With the IBM AT a second DMA controller was added to the motherboard architecture. This was done at the same time that the second IRQ controller was cascaded to the first PIC for IRQs, and for the same reason: to add system resources to a rather limited motherboard. The second DMA controller effectively doubled the DMA channels available and also offered new ones at double the speed of the original ones. However, the DMA controllers are not cascaded in the way the PIC's are. Instead the DMA controllers communicate with each other over DMA channel 4 of the second DMA controller. But all DMA channels have equal priority and it is up to the driver to lock the bus first, in order to get it first. It should be noted that DMA channels (also known as DRQs) 0 to 3 are "Classic DMA" channels that use the 8-bit transfers of the first DMA controller and a few are reserved for standard system peripherals. DMA channels 4 to 7 are attached to the 16-bit DMA chip and are therefore 16-bit data transfer DMA channels attached by 16 wires to the "new" (at the time) extended 16-bit data bus. Since DMA #4 is claimed as the communication channel between the two controllers themselves, channels 5, 6 and 7 are generally considered available for use by devices using 16-bit transfers of data over the "AT" bus, that is the extended 16-bit ISA bus. Here are the two 40-pin DIP Intel 8237 DMA controllers (one attached to the data bus by 8-bits, the other by 16-bits) on an IBM AT class motherboard:
The DMA controller has been outclassed by the modern PC, its buses and peripherals. Beginning with the 80386DX microprocessor, the CPU could actually execute the data transfer loop instructions and accomplish the large block data transfer from device I/O address to RAM (or vice versa) faster than the DMA controllers could do it. Device manufacturers noticed this and began developing their own device driver code to take advantage of the CPU's enormous processing speed and therefore bypass the DMA functions. This would ultimately make its way into the BIOS code itself allowing unsophisticated code to access the greater block transfer power without having to load device drivers to do it. This process of having the CPU do the work of the DMA controller because it can do it faster is called: PIO - Programmed I/O. And the standardized implementations in the BIOS code are called PIO modes and are used mainly by the ATA controller for accessing hard drives and ATAPI devices. The DMA controllers run on the ISA bus at 8.33Mhz and channels 5 to 7 offering 16-bit transfers can never achieve ideal transfer rates of 2Bytes X 8.33Mhz = 16.66MB/sec because the ISA bus requires a minimum of 2 clock cycles per data transfer for a maximum of 8.33MB/sec. The older ATA controllers (and hard drives of the same vintage) used the 8-bit DMA channels for data transfers to and from memory. This technology was officially made obsolete and no longer supported in the ATA-3 generation controllers. The 16-bit DMA modes are still supported for backwards compatibility however.
16-bit DMA Mode |
Transfer Rate |
Controller |
Mode 0
|
4.17MB/sec
|
ATA-1
|
Mode 1
|
13.33MB/sec
|
ATA-2 (PCI bus only)
|
Mode 2
|
16.67MB/sec
|
ATA-2 (PCI bus only)
|
Newer peripherals, ATA controllers especially, work with the motherboard chipset to temporarily take over the bus forcing all other peripherals off of it by locking it. Then they perform large block transfers to or from RAM with the assistance of the motherboard chipset. This provision in the chipset design, for any device to communicate, and negotiate control of the bus and do its own transfers in coordination with the motherboard chipset is called “bus mastering”. And the ATA controllers have spearheaded the technology which the hard drive industry calls UDMA.

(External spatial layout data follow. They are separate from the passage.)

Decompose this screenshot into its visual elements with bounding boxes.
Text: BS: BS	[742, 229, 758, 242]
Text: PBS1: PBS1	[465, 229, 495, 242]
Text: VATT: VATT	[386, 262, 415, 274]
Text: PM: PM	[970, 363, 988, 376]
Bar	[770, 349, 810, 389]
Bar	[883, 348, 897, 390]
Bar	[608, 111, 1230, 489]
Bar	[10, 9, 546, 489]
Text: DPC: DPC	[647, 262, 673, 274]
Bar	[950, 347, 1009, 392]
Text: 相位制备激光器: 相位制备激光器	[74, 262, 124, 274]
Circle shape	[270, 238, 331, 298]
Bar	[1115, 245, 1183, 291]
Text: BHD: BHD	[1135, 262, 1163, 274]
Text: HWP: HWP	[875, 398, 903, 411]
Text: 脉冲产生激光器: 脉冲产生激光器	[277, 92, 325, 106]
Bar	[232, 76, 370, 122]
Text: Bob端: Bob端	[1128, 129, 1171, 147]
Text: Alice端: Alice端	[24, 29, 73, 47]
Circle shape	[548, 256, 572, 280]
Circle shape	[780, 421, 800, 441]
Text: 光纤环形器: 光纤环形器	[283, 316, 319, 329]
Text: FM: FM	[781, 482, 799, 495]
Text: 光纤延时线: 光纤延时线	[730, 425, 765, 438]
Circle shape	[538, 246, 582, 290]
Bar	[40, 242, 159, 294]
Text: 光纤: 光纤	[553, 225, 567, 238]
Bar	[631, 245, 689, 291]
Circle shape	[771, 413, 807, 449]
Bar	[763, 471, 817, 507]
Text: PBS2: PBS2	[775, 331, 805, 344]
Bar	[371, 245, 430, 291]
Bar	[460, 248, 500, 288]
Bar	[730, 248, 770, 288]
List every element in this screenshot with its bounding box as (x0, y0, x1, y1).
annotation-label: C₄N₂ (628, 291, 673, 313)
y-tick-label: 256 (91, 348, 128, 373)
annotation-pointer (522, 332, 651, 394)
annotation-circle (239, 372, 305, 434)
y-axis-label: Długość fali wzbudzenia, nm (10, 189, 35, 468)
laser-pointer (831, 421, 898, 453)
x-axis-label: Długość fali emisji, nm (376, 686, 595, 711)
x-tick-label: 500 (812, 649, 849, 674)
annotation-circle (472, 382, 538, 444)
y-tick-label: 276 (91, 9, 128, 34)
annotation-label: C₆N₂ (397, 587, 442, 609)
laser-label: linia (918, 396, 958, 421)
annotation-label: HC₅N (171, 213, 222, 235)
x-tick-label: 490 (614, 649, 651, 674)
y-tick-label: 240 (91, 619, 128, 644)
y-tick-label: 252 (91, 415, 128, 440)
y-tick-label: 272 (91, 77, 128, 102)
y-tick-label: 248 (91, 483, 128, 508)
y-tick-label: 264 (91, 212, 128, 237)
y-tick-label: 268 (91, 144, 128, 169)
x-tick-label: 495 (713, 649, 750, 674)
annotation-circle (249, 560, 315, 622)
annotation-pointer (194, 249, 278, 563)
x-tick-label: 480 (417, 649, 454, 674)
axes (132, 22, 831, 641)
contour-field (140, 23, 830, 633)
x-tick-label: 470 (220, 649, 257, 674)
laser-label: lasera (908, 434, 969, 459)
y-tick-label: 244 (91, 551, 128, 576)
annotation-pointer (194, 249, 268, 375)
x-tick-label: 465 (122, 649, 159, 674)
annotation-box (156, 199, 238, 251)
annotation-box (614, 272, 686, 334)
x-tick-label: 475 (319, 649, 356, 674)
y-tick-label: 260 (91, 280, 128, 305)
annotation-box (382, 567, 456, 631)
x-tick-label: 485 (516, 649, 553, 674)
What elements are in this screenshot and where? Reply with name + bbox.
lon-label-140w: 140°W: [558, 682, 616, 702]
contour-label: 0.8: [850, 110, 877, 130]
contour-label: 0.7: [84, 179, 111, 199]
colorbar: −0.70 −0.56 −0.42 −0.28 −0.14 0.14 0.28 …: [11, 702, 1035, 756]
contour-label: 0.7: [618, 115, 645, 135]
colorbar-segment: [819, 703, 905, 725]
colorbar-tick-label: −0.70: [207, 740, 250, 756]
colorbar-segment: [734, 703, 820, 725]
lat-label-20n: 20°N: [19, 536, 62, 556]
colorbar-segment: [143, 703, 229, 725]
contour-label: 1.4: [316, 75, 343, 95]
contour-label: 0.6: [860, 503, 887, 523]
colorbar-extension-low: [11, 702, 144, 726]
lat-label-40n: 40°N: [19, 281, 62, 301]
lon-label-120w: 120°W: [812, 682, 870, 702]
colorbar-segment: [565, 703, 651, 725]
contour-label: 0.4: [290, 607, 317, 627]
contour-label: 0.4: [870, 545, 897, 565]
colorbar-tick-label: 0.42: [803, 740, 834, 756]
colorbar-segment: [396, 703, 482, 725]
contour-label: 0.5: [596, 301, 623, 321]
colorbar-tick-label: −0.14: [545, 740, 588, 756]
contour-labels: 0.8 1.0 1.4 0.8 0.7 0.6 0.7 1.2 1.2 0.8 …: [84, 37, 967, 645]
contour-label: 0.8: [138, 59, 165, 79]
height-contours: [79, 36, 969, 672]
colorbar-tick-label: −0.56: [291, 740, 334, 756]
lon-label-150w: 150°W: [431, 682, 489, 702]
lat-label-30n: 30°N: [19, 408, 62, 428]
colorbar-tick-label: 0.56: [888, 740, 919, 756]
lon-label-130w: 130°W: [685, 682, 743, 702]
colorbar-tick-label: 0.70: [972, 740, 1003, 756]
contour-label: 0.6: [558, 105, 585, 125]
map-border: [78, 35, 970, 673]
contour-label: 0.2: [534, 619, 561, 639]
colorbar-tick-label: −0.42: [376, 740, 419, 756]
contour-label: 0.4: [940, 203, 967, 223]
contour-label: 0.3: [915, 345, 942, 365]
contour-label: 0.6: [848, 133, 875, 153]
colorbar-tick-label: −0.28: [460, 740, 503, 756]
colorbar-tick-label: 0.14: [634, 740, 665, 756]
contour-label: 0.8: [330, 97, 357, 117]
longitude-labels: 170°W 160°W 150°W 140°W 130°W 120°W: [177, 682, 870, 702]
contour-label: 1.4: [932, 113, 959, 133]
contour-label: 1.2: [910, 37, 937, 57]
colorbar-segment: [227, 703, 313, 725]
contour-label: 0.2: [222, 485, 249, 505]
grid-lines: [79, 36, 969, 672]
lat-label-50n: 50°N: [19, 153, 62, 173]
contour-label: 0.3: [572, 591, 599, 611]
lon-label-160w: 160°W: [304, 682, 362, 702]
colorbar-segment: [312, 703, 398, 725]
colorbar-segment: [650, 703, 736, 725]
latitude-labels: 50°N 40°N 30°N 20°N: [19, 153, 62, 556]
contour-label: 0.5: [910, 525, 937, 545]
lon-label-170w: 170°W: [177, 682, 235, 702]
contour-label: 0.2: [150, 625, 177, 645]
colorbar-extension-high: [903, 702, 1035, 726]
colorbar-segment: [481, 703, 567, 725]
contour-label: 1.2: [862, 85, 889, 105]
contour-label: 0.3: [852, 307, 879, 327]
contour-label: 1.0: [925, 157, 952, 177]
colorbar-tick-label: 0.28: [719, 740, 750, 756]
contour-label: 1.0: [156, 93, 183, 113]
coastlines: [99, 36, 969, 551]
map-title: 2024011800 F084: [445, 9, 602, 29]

The standard DMA assignments are:
DMA Channel |
Standard Device |
0
|
Available (Sound card - MIDI)
|
1
|
Available
|
2
|
Floppy Disk Controller
|
3
|
Enhanced Capabilities Port
|
4
|
Tie-back between DMA controllers
|
5
|
Available (Sound card - WAV)
|
6 |
Available
|
7 |
Available
|
Aside from the industry standard assignments, the student should be aware that in general, slow devices use 8-bit DMA channels because the transfer rate is limited to 1 byte/transfer and the maximum transfer rate is 8.33Mhz clock but on the asynchronous ISA bus which requires two clock cycles per transfer: 1Byte X 8.33Mhz ÷ 2 = 4.16MB/sec (only in an ideal situation which never actually exists). Faster devices like hard drives and ATAPI devices attached to the ATA controller need faster speeds and therefore use the 16-bit DMA's. Finally, the sound card, while not an industry standard is present on most modern PC's and uses DMA's. It needs faster speeds for moving raw digitized sound wave files to the DAC (Digital to Analog Converter) circuitry. But it does not need this speed when transfering notes to the onboard sound synthesizer. As such the sound card usually uses two DMA channels: one 8-bit DMA channel for MIDI (Musical Instrument Digital Interface) transfering notes to the synthesizer, and one 16-bit channel for the WAVDAC which captures or plays raw digitized sounds.